Accidents With Self-Driving Vehicles: What You Need To Know
The idea of a "driverless car" seemed far-fetched not too long ago. With recent leaps in automation technology, companies like Google and Uber have shown just how far the self-driving car has come and how it's poised to someday make human drivers obsolete. Even today's automobiles offer bits and pieces of this new tech, from systems that provide automatic braking to radar-guided cruise control and lane drift correction.
With new technology comes new questions, including how self-driving cars will impact personal injury claims. Taking human drivers out of the equation adds a new spin to the usual liability questions, which begs the following question: what happens if you're involved in an accident with one of these self-driving vehicles?
Self-driving cars promise to reduce and even eliminate accidents by eliminating the human factor. After all, driver error plays a role in 94 percent of car crashes in the U.S., according to the National Highway Traffic Safety Administration. However, there are still plenty of bugs to be worked out, as demonstrated by several high-profile crashes involving fully autonomous and semi-autonomous vehicles.
So, who's to blame if you're injured in an accident with a self-driving vehicle?
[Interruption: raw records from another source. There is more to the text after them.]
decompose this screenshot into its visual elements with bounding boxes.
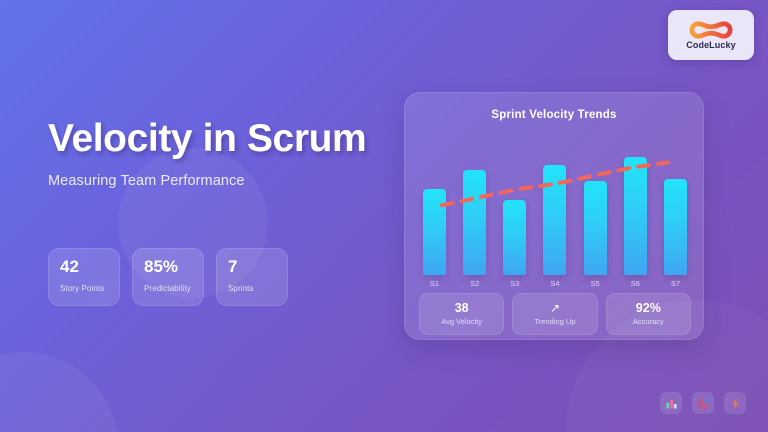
stat-value: 7 — [228, 258, 287, 277]
tile-bar-chart[interactable] — [660, 392, 682, 414]
chart-panel: Sprint Velocity Trends S1S2S3S4S5S6S7 38… — [404, 92, 704, 340]
page-title: Velocity in Scrum — [48, 118, 368, 159]
brand-logo-badge[interactable]: CodeLucky — [668, 10, 754, 60]
bar-s4 — [543, 165, 566, 275]
bar-s1 — [423, 189, 446, 275]
stat-card-story-points[interactable]: 42 Story Points — [48, 248, 120, 306]
lightning-bolt-icon — [729, 397, 742, 410]
bar-s5 — [584, 181, 607, 275]
stat-label: Predictability — [144, 284, 203, 293]
chart-title: Sprint Velocity Trends — [405, 109, 703, 121]
x-tick-s6: S6 — [624, 279, 647, 288]
summary-card-avg-velocity[interactable]: 38 Avg Velocity — [419, 293, 504, 335]
tile-target[interactable] — [692, 392, 714, 414]
icon-tile-row — [660, 392, 746, 414]
slide-canvas: CodeLucky Velocity in Scrum Measuring Te… — [0, 0, 768, 432]
stat-card-sprints[interactable]: 7 Sprints — [216, 248, 288, 306]
decorative-circle-bottom-left — [0, 352, 118, 432]
stat-value: 85% — [144, 258, 203, 277]
chart-plot-area — [423, 141, 687, 275]
chart-x-axis: S1S2S3S4S5S6S7 — [423, 279, 687, 288]
stat-card-row: 42 Story Points 85% Predictability 7 Spr… — [48, 248, 288, 306]
tile-lightning[interactable] — [724, 392, 746, 414]
x-tick-s5: S5 — [584, 279, 607, 288]
brand-name: CodeLucky — [686, 41, 735, 50]
summary-value: 92% — [636, 302, 661, 315]
summary-label: Avg Velocity — [441, 317, 482, 326]
infinity-icon — [689, 20, 733, 40]
hero-block: Velocity in Scrum Measuring Team Perform… — [48, 118, 368, 189]
bar-s2 — [463, 170, 486, 275]
chart-summary-row: 38 Avg Velocity ↗ Trending Up 92% Accura… — [419, 293, 691, 335]
x-tick-s3: S3 — [503, 279, 526, 288]
trending-up-arrow-icon: ↗ — [550, 302, 560, 314]
summary-label: Trending Up — [534, 317, 575, 326]
stat-value: 42 — [60, 258, 119, 277]
stat-card-predictability[interactable]: 85% Predictability — [132, 248, 204, 306]
x-tick-s1: S1 — [423, 279, 446, 288]
target-icon — [697, 397, 710, 410]
summary-card-accuracy[interactable]: 92% Accuracy — [606, 293, 691, 335]
x-tick-s4: S4 — [543, 279, 566, 288]
bar-series — [423, 141, 687, 275]
bar-chart-icon — [665, 397, 678, 410]
x-tick-s2: S2 — [463, 279, 486, 288]
bar-s7 — [664, 179, 687, 275]
page-subtitle: Measuring Team Performance — [48, 173, 368, 189]
stat-label: Sprints — [228, 284, 287, 293]
summary-card-trending-up[interactable]: ↗ Trending Up — [512, 293, 597, 335]
x-tick-s7: S7 — [664, 279, 687, 288]
stat-label: Story Points — [60, 284, 119, 293]
summary-label: Accuracy — [633, 317, 664, 326]
bar-s6 — [624, 157, 647, 275]
summary-value: 38 — [455, 302, 469, 315]
bar-s3 — [503, 200, 526, 275]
As it turns out, there's plenty of blame to potentially go around.
The Car Manufacturer
Vehicle manufacturers could be held liable under specific circumstances, such as when a design flaw results in vehicle behavior that eventually leads to an accident. Otherwise, it's difficult to place sole blame on an automobile manufacturer, given the sheer number of companies that supply different components that make up the entire vehicle.
In the event of a mechanical issue that results in an accident, the blame could shift to another, unexpected source: the mechanic or service technician who previously worked on the vehicle.
The Software/Hardware Company
Hardware and software developers can also be held to account for an accident involving self-driving vehicles, especially with so much of the vehicle's behavior driven by a combination of specialized hardware and software. If a navigation sensor fails due to a software glitch or a defect in the underlying hardware, the developer or manufacturer may be held liable as a result.
But what if those systems were tampered or sabotaged by an unknown party? That's where the liability issue becomes murkier.
Self-Driving Vehicle Owners and Occupants
In a normal auto accident, human drivers are in control and, therefore, take on responsibility for any accident they're involved in. With a fully autonomous vehicle, it's the machine that's largely in control. Aside from inputting a destination or somehow manually overriding the vehicle, occupants of a fully autonomous lack direct control of the vehicle and, therefore, aren't likely to face any liability in an accident.
There are some exceptions, however. If any of the occupants manage to override control of the fully autonomous vehicle, they could face liability in the event of an accident. The owner could also be held responsible if the owner fails to update the vehicle's software within a reasonable time resulted in an accident later on.
With semi-autonomous vehicles, on the other hand, there's still a human element of control involved. Systems like Tesla's Autopilot and Cadillac's Super Cruise are designed to work on a semi-autonomous level, but still demand a large degree of human control. Under these circumstances, the driver of the vehicle remains liable in a crash resulting in serious injuries and/or property damage.
Current laws and regulations in the U.S. are still based on human drivers getting into accidents with other human drivers, so it may take a while for laws throughout the country to catch up with the impending arrival of self-driving vehicles.